Meanwhile, 60% in favour of EU accession and those are numbers from just before the current escalation and with the fisheries policy still being a giant unsolved issue. Might actually fall under the bus because tough luck getting the parliament to reform it if there's no need and with all those minerals Greenland isn't as keen on fishing, any more.
I understand this is a joke and all, but this is about 1% of the population. I don't know how easily Greenlanders have access to the internet and such and how this was distributed, but I actually think 1% is not a bad turnout here
If the polling organizer did its job correctly and removed bias from their sampling, a beautiful law in statistics has been proven, stating that small-ish samples are representative of the whole population if it follows e.g. a normal distribution. It's called "law of large numbers".
Is 500 really big enough to get a proper spread though? Iirc my statistics course (which i don't all that well tbf) you need a pretty significant sample still, would think a few thousand at least
That's 1% of their population. For comparison, if you polled Spain's 1% of population, it would have been around 470.000 people (I'm using the 47.000.000 population from memory though)

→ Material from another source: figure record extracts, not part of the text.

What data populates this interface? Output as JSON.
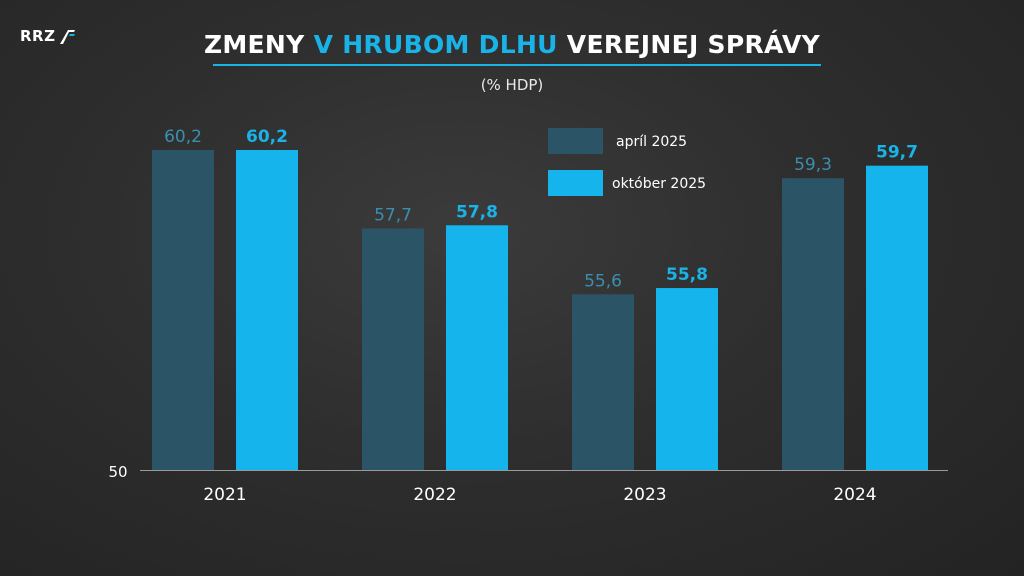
{
  "logo": {
    "text": "RRZ"
  },
  "title": {
    "part1": "ZMENY ",
    "part2": "V HRUBOM DLHU",
    "part3": " VEREJNEJ SPRÁVY"
  },
  "subtitle": "(% HDP)",
  "colors": {
    "april": "#2b5567",
    "april_label": "#3a8fb0",
    "october": "#16b4ec",
    "october_label": "#1ab3e8",
    "accent": "#1ab3e8"
  },
  "chart_data": {
    "type": "bar",
    "categories": [
      "2021",
      "2022",
      "2023",
      "2024"
    ],
    "series": [
      {
        "name": "apríl 2025",
        "values": [
          60.2,
          57.7,
          55.6,
          59.3
        ],
        "labels": [
          "60,2",
          "57,7",
          "55,6",
          "59,3"
        ]
      },
      {
        "name": "október 2025",
        "values": [
          60.2,
          57.8,
          55.8,
          59.7
        ],
        "labels": [
          "60,2",
          "57,8",
          "55,8",
          "59,7"
        ]
      }
    ],
    "ymin": 50,
    "ymin_label": "50",
    "legend_position": "top-center-right"
  }
}
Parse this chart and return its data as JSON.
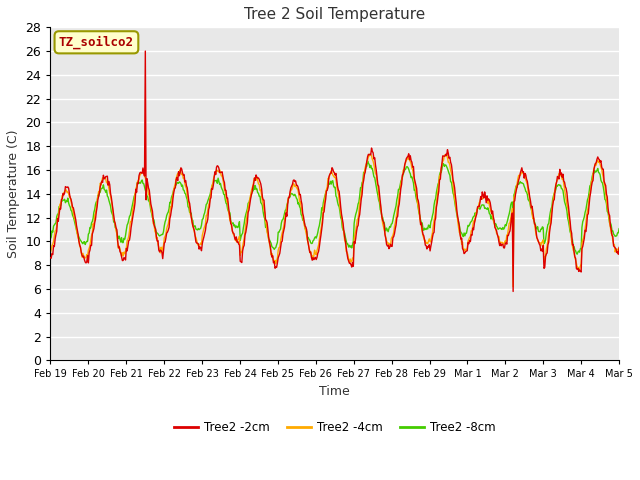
{
  "title": "Tree 2 Soil Temperature",
  "xlabel": "Time",
  "ylabel": "Soil Temperature (C)",
  "annotation_text": "TZ_soilco2",
  "annotation_bg": "#ffffcc",
  "annotation_border": "#999900",
  "annotation_fg": "#aa0000",
  "ylim": [
    0,
    28
  ],
  "yticks": [
    0,
    2,
    4,
    6,
    8,
    10,
    12,
    14,
    16,
    18,
    20,
    22,
    24,
    26,
    28
  ],
  "bg_color": "#e8e8e8",
  "grid_color": "#ffffff",
  "series": {
    "2cm": {
      "color": "#dd0000",
      "label": "Tree2 -2cm"
    },
    "4cm": {
      "color": "#ffaa00",
      "label": "Tree2 -4cm"
    },
    "8cm": {
      "color": "#44cc00",
      "label": "Tree2 -8cm"
    }
  },
  "x_tick_labels": [
    "Feb 19",
    "Feb 20",
    "Feb 21",
    "Feb 22",
    "Feb 23",
    "Feb 24",
    "Feb 25",
    "Feb 26",
    "Feb 27",
    "Feb 28",
    "Feb 29",
    "Mar 1",
    "Mar 2",
    "Mar 3",
    "Mar 4",
    "Mar 5"
  ],
  "num_days": 15,
  "pts_per_day": 48,
  "troughs_2cm": [
    8.3,
    8.5,
    9.0,
    9.5,
    9.8,
    8.0,
    8.5,
    8.0,
    9.5,
    9.5,
    9.0,
    9.5,
    9.5,
    7.5,
    9.0,
    8.5
  ],
  "peaks_2cm": [
    14.5,
    15.5,
    16.0,
    16.0,
    16.2,
    15.5,
    15.0,
    16.0,
    17.5,
    17.2,
    17.5,
    14.0,
    16.0,
    15.8,
    17.0,
    16.5
  ],
  "trough_shift_4cm": 0.3,
  "peak_shift_4cm": -0.2,
  "trough_shift_8cm": 1.5,
  "peak_shift_8cm": -1.0,
  "phase_shift_4cm": 1.0,
  "phase_shift_8cm": 2.5
}
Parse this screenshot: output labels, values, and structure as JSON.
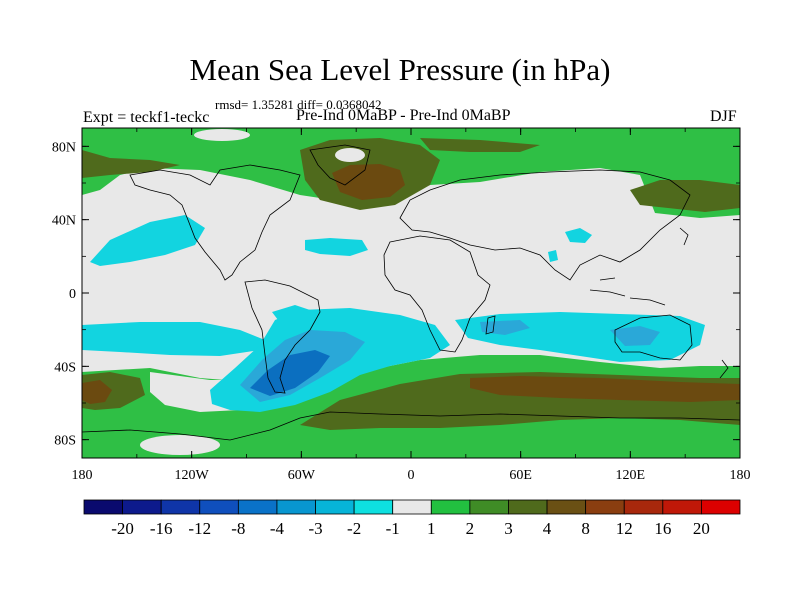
{
  "title": "Mean Sea Level Pressure (in hPa)",
  "stats_line": "rmsd= 1.35281 diff= 0.0368042",
  "left_label": "Expt = teckf1-teckc",
  "center_label": "Pre-Ind 0MaBP - Pre-Ind 0MaBP",
  "right_label": "DJF",
  "lat_ticks": [
    "80N",
    "40N",
    "0",
    "40S",
    "80S"
  ],
  "lat_values": [
    80,
    40,
    0,
    -40,
    -80
  ],
  "lon_ticks": [
    "180",
    "120W",
    "60W",
    "0",
    "60E",
    "120E",
    "180"
  ],
  "lon_values": [
    -180,
    -120,
    -60,
    0,
    60,
    120,
    180
  ],
  "colorbar": {
    "labels": [
      "-20",
      "-16",
      "-12",
      "-8",
      "-4",
      "-3",
      "-2",
      "-1",
      "1",
      "2",
      "3",
      "4",
      "8",
      "12",
      "16",
      "20"
    ],
    "colors": [
      "#0a0a6e",
      "#0d1a8c",
      "#0f35a8",
      "#0f4fbd",
      "#0a72c8",
      "#0896d0",
      "#06b4d8",
      "#0ee0e0",
      "#e8e8e8",
      "#22c040",
      "#3f8c26",
      "#4f6a1c",
      "#6a5014",
      "#8a3e10",
      "#a8280c",
      "#c01808",
      "#dc0000"
    ]
  },
  "map_colors": {
    "neutral": "#e8e8e8",
    "green": "#2fbf45",
    "dark_green": "#4f6a1c",
    "brown": "#6b4a10",
    "cyan": "#12d4e0",
    "light_blue": "#2aa8d8",
    "blue": "#0b6fc0"
  }
}
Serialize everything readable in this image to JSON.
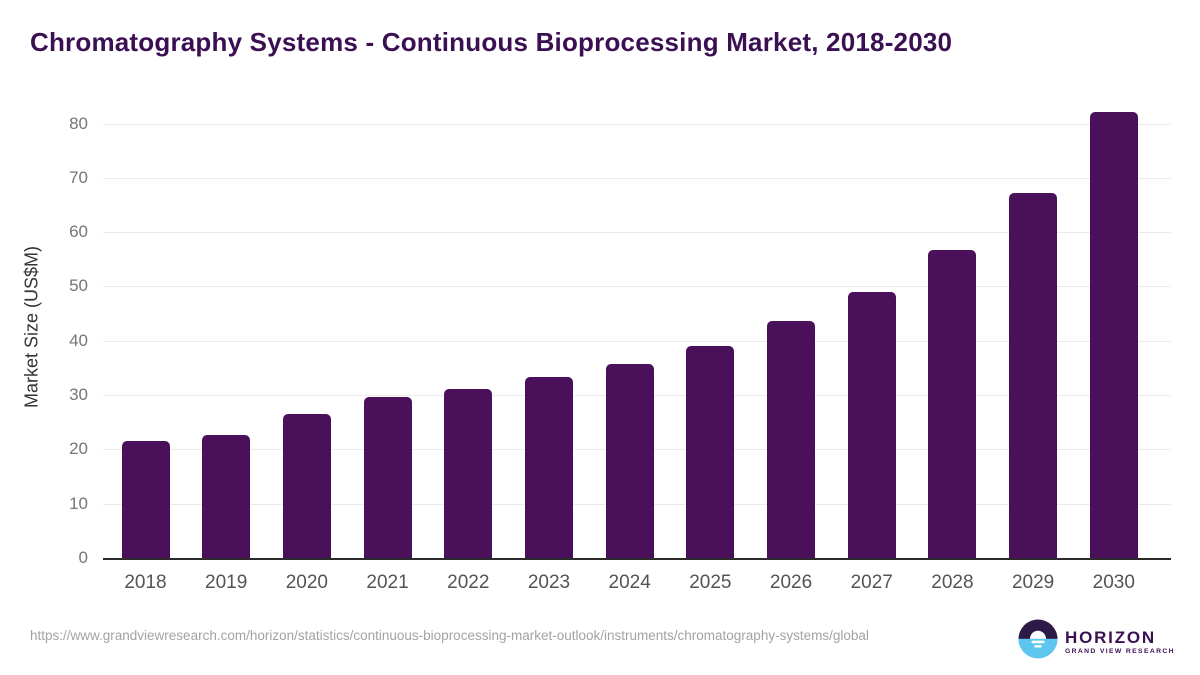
{
  "title": "Chromatography Systems - Continuous Bioprocessing Market, 2018-2030",
  "chart_data": {
    "type": "bar",
    "categories": [
      "2018",
      "2019",
      "2020",
      "2021",
      "2022",
      "2023",
      "2024",
      "2025",
      "2026",
      "2027",
      "2028",
      "2029",
      "2030"
    ],
    "values": [
      21.5,
      22.6,
      26.6,
      29.7,
      31.2,
      33.3,
      35.8,
      39.1,
      43.6,
      49.0,
      56.7,
      67.2,
      82.1
    ],
    "title": "Chromatography Systems - Continuous Bioprocessing Market, 2018-2030",
    "xlabel": "",
    "ylabel": "Market Size (US$M)",
    "ylim": [
      0,
      85
    ],
    "yticks": [
      0,
      10,
      20,
      30,
      40,
      50,
      60,
      70,
      80
    ],
    "grid": true,
    "legend": false,
    "bar_color": "#4a1059"
  },
  "footer": {
    "source_url": "https://www.grandviewresearch.com/horizon/statistics/continuous-bioprocessing-market-outlook/instruments/chromatography-systems/global",
    "logo_name": "HORIZON",
    "logo_subtitle": "GRAND VIEW RESEARCH"
  },
  "colors": {
    "title_text": "#3b1053",
    "bar": "#4a1059",
    "gridline": "#ebebeb",
    "axis_line": "#2b2b2b",
    "y_tick_text": "#757575",
    "x_tick_text": "#545454",
    "url_text": "#a3a3a3",
    "logo_top": "#2e1a47",
    "logo_bottom": "#5ec5ee"
  }
}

A general rule with polls is that you'll never get a result below 5% on a question with 2 options. Those people mostly weren't paying attention, didn't understand the question, didn't care or intentionally chose a contrarian response.
They would be, but the opinion of the common folk lend a lot to where a particular war goes. The United States are not as top-down as the administration and media would have you believe.
The Iraq war had a lot of initial support which dropped off quickly. This war? I don't even see it having that first push support.